La música se extinguía lentamente en el aire, como un suspiro compartido por todos los presentes. Las luces de los candelabros titilaban con pereza mientras los últimos invitados abandonaban la mansión Ravensdale. Nathaniel permanecía de pie junto a una de las columnas del salón, su copa aún en mano, pero los ojos fijos en una sola figura: Catherine.
Ella caminaba entre los sirvientes que recogían los restos de la velada, con la espalda erguida y esa elegancia tan propia de una época a la que él no pertenecía. Cuando sus miradas se cruzaron, Catherine apenas ladeó la cabeza. Una invitación silenciosa.
El invernadero estaba sumido en una penumbra tibia, perfumado por las flores nocturnas y bañado por la luz plateada de la luna. Catherine se detuvo entre las plantas y giró hacia él.
—¿Qué hacés aquí, Nathaniel? —preguntó en voz baja, casi como si esperara que él desapareciera si no le hablaba demasiado fuerte.
—No lo sé —confesó él—. Pero cada vez que estoy cerca tuyo, todo lo demás deja de importar.
El silencio se hizo espeso entre ellos. Catherine bajó la mirada, pero cuando volvió a alzarla, en sus ojos brillaba una emoción contenida.
—No deberías mirarme así —susurró.
—No puedo evitarlo —dijo él, acercándose sin pensarlo—. No cuando todo en tí me parece irreal.

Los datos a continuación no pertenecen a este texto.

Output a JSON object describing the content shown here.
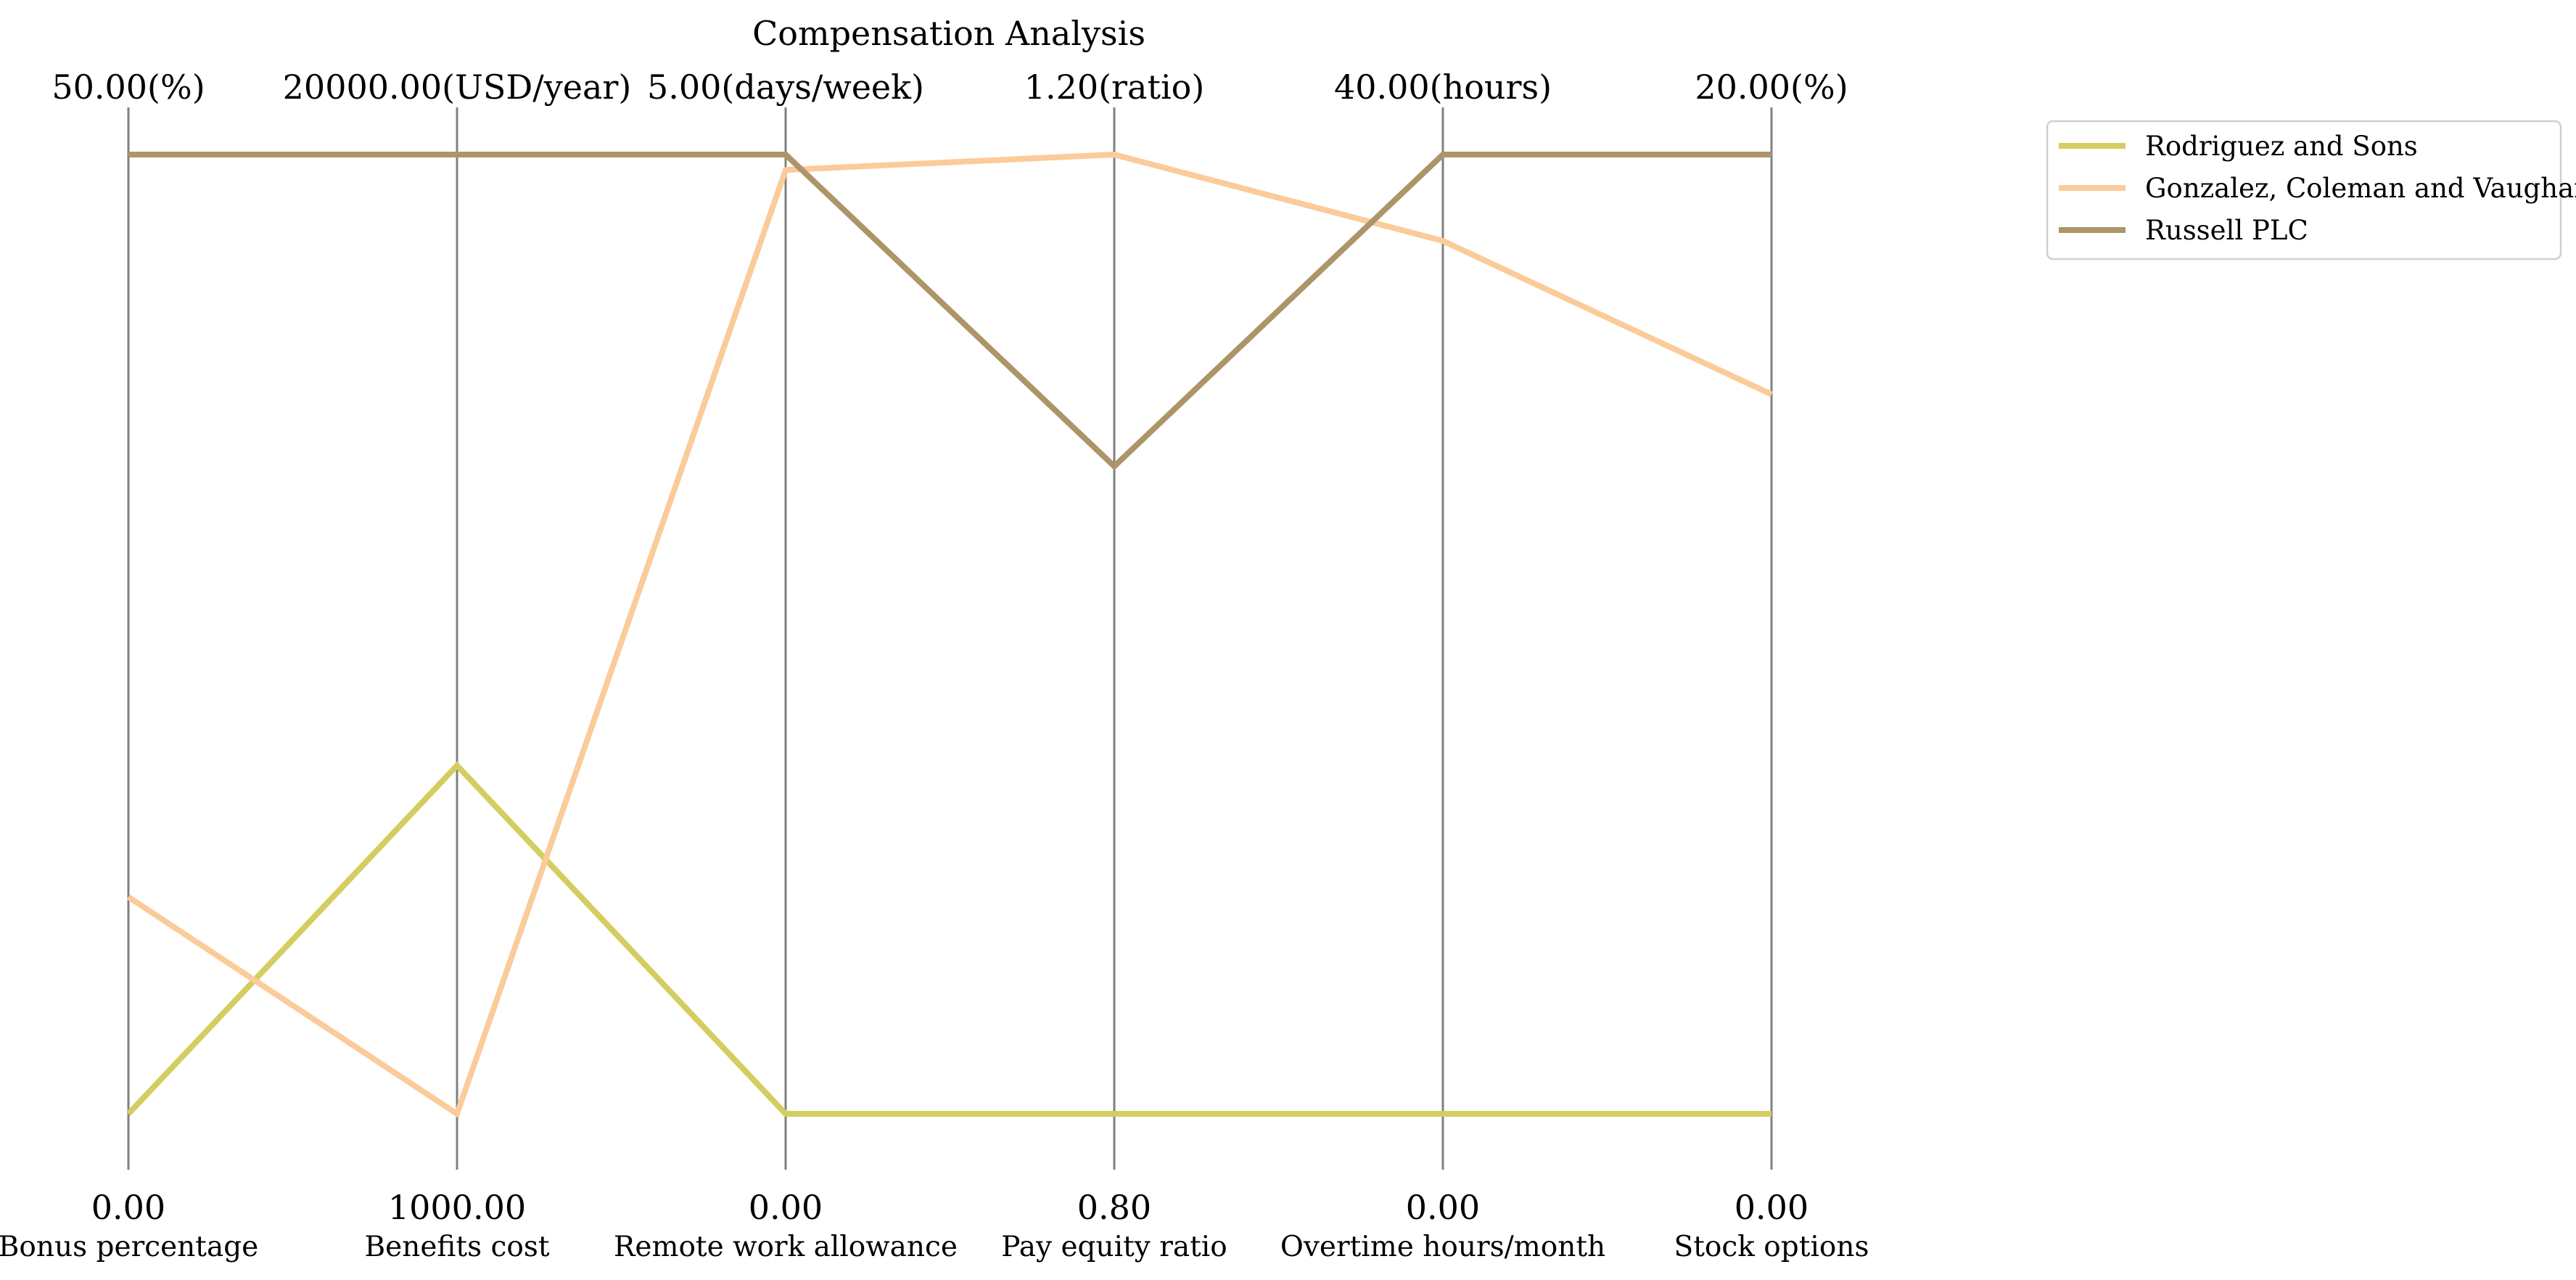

El beso fue inevitable. No hubo palabras previas ni promesas. Solo el roce urgente de sus labios, las manos de Nathaniel en la cintura de Catherine, el temblor de sus dedos al tocarla. Fue un encuentro prohibido, lleno de pasión contenida, como si el tiempo se hubiera congelado para regalarles unos segundos de eternidad.
—Esto no puede seguir —dijo Catherine entre susurros, con los labios aún rozando los de él—. No sabés todo lo que estás arrastrando contigo.
—Entonces explicámelo.
—No puedo. Todavía no. Pero... te juro que quisiera.
Nathaniel acarició su mejilla con suavidad, intentando grabar en su memoria cada trazo de su rostro.
—No me importa lo que venga —le dijo—. Si te tengo a ti, nada más me asusta.
Esa fue la última frase antes de que ella se alejara lentamente, dejándolo solo bajo la luna, con el corazón latiendo como un tambor.
Esa noche, al regresar a la habitación en la que había despertado, el cansancio se volvió más pesado que nunca. Cayó sobre la cama con la sensación de estar cayendo en algo más profundo.
Y entonces soñó.
El laboratorio estaba en ruinas. Un zumbido agudo perforaba el silencio. Todo era luces rojas parpadeando, olor a metal quemado y humo. Caminaba por el pasillo central, desorientado, cuando la vio.
Catherine.
Pero no era la misma. Sus ropas eran modernas, su rostro estaba demacrado, y sus ojos, llenos de lágrimas.
—¿Qué hiciste, Nathaniel? —gritaba, pero su voz llegaba como un eco distorsionado—. ¡No tenías que volver!
Trató de correr hacia ella, pero el suelo se abría bajo sus pies. A su espalda, una figura emergía de la oscuridad. Un hombre de mirada afilada, con una sonrisa cruel grabada en los labios.
—Nunca debiste venir —dijo con voz grave—. Este mundo no era para vos.
Catherine gritó, y su cuerpo se desintegró como cenizas al viento. El hombre alzó una especie de mecanismo brillante, lleno de engranajes, y con un gesto, el tiempo mismo pareció romperse. Todo se hizo blanco.
Nathaniel despertó jadeando, empapado en sudor. Afuera, la madrugada comenzaba a asomar. Pero en su pecho, algo había cambiado.
El eco de la risa de aquel hombre —esa risa que no era humana— seguía flotando en su cabeza.
Y por primera vez desde que llegó, tuvo miedo.